The brass rails rattle now. I would speak of all-ah, surely now! Ah yes, he comes-a sudden leaping on the bed. One should be slow and use decorum. Save for the quiet keynotes of my sobbing I keep my silence. The waters of fulfilment wail for me, to lave my plenitude, my all-receiving. His vibrant entrance plunges, thrills. I know the snowfall of desire upon the tiger's hot and summered flanks. Push, thrust-do not cry out. The spear engages, sundering my cheeks. Unto his maleness, deep within.

I pant, I blubber softly as was taught. The subtlety is gone. I yield not to authority but to sin. Where streams the starlight on my brow, bulb bouncing on my rivered sheets? I have gone into the jungles of the dark where cry the voices of the wild-have heard my own beseeching against sin and yet have sought it. For this I was admonished, strapped anew. At breakfast my aunts would remark upon my pallor and rouge my cheeks. Once returned to my room, I would rub it off. I preferred my paleness. The emissions of desire are pale, the flesh is pale. By mid-morning my colour would return. I had come victorious through the long, slow loop of night.

Do not ask, Laura. Submit, receive. Work your bottom.

“Work your bottom!” The man repeats the phrase. I obey, I breathe my gaspings. He seems to need my sounds. Be quick, be quick.

“Ah God, ah God!” He now blasphemes. In lust is my undoing. I receive. The pulsing jets as from a hose, fine-spurting-then is quiet.

Are you happy? You must understand more. Read good books, attend to wisdom. Thus my aunts spoke, and Mama. I, virginal between my thighs, would acquiesce and smile. I hid my conscience in the small jars of my mind, upon the shelves where none could ever look.

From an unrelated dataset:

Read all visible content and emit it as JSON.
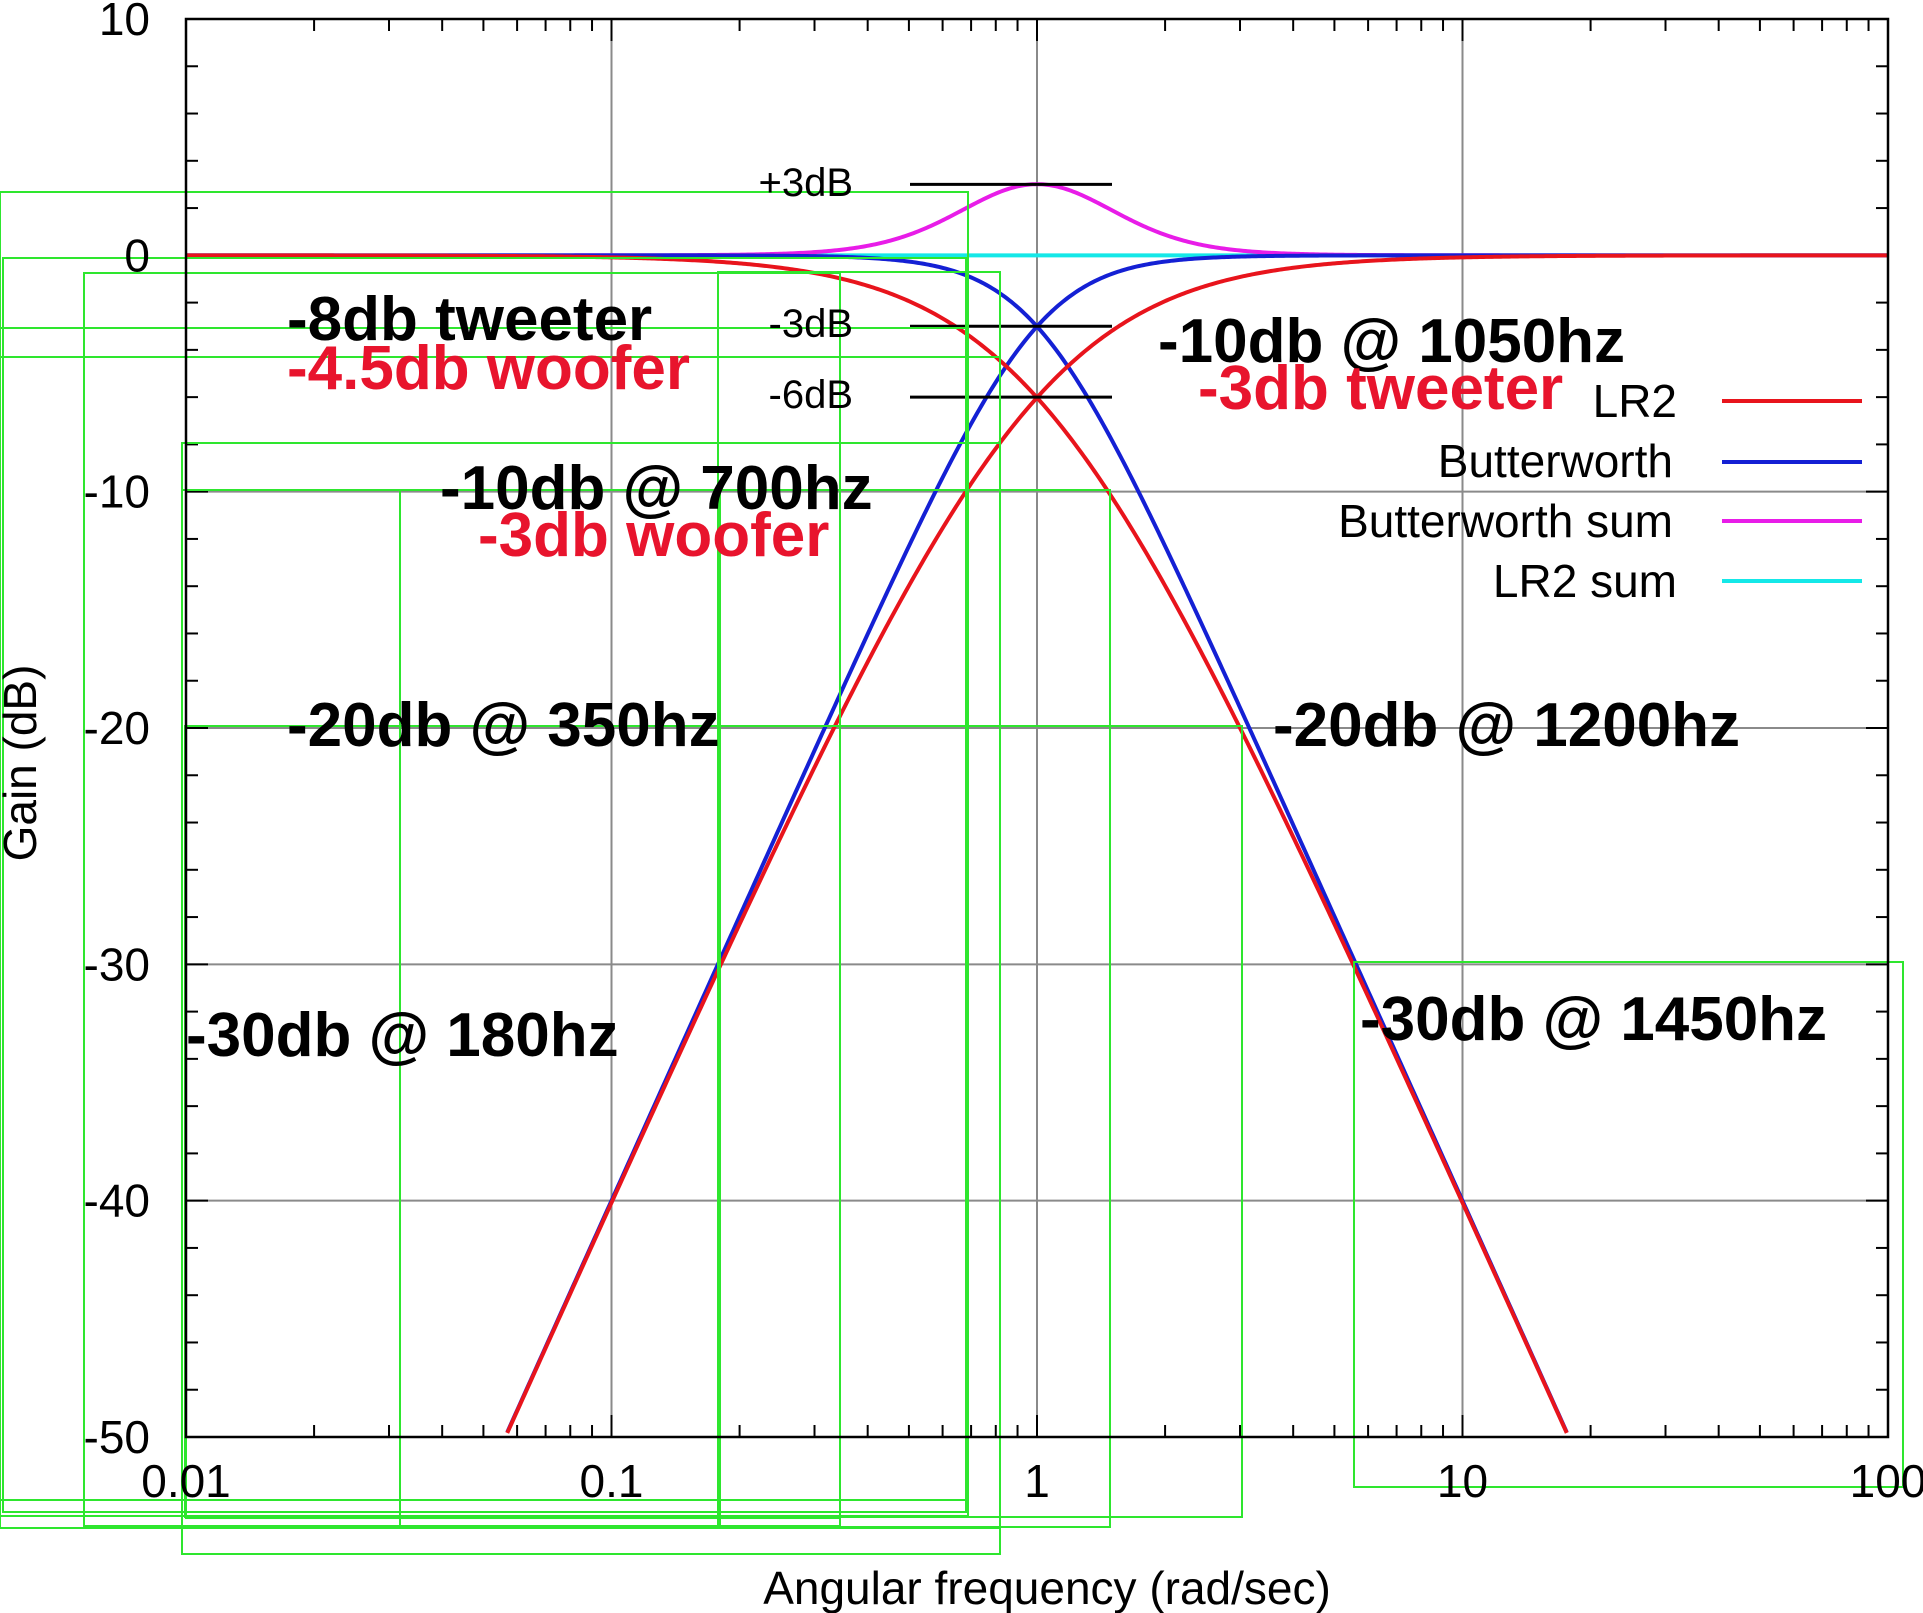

He falls back, he is spent. The cork uncorks, the penis withers. The door opens and I fall forward, hide. The woman appears.

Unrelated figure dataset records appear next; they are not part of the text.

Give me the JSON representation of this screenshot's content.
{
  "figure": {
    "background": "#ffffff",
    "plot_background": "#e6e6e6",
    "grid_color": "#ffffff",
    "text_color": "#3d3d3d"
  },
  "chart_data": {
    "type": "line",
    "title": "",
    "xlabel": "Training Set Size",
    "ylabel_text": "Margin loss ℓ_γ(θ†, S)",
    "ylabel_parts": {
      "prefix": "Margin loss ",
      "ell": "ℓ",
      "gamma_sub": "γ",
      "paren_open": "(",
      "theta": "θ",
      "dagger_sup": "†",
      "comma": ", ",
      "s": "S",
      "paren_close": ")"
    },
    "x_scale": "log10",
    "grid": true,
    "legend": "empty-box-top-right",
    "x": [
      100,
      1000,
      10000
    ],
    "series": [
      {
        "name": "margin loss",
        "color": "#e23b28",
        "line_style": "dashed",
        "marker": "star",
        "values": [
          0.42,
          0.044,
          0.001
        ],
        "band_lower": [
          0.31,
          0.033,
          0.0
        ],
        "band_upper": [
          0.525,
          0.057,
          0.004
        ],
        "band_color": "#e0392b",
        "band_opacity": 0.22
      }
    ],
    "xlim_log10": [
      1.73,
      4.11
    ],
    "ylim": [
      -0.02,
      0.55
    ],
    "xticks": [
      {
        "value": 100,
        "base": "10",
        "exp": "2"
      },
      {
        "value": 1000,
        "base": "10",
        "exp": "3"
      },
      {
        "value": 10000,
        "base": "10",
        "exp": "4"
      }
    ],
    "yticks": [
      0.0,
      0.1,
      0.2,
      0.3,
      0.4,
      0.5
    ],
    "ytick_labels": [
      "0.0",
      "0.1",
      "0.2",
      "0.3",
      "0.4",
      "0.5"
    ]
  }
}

“She was ever rebellious. You must deal with her later.”

“Yes,” he replies. His voice is heavy with discontentment. Here is perhaps a place of disaffection. I have not been seen before in my quietude. The secrecy is broken, the locks undone. Spyglasses perhaps survey me. Men in heavy boots will come and whisper and make notes.

“Go! All of You!” I shriek.

“Do not speak in that manner, Madam,” she replies, “who are you to speak? Come-she is undeserving.”

“My clothes!”

I call too late. The door is closed, he shuffling like a dog torn from the bitch.

“Millie!”

I call once more. My voice finds a thin ring of authority. I stir, I feel the trickling wet. Will Julian's mother scent my sin? There is no coming of angels. The silence hangs. I need Mama-the admonitions of her dogma.

I rise, wash at the bowl. The thin towel scours my servitude. The door is my shepherd, it will lead me into the beyondness, the benediction of descent. I shall blossom into the world. At night I shall listen to the music of the little band, rub hips with passers-by along the moonlit promenade. I shall eat cockles and sing my songs. The women will regard me with envy.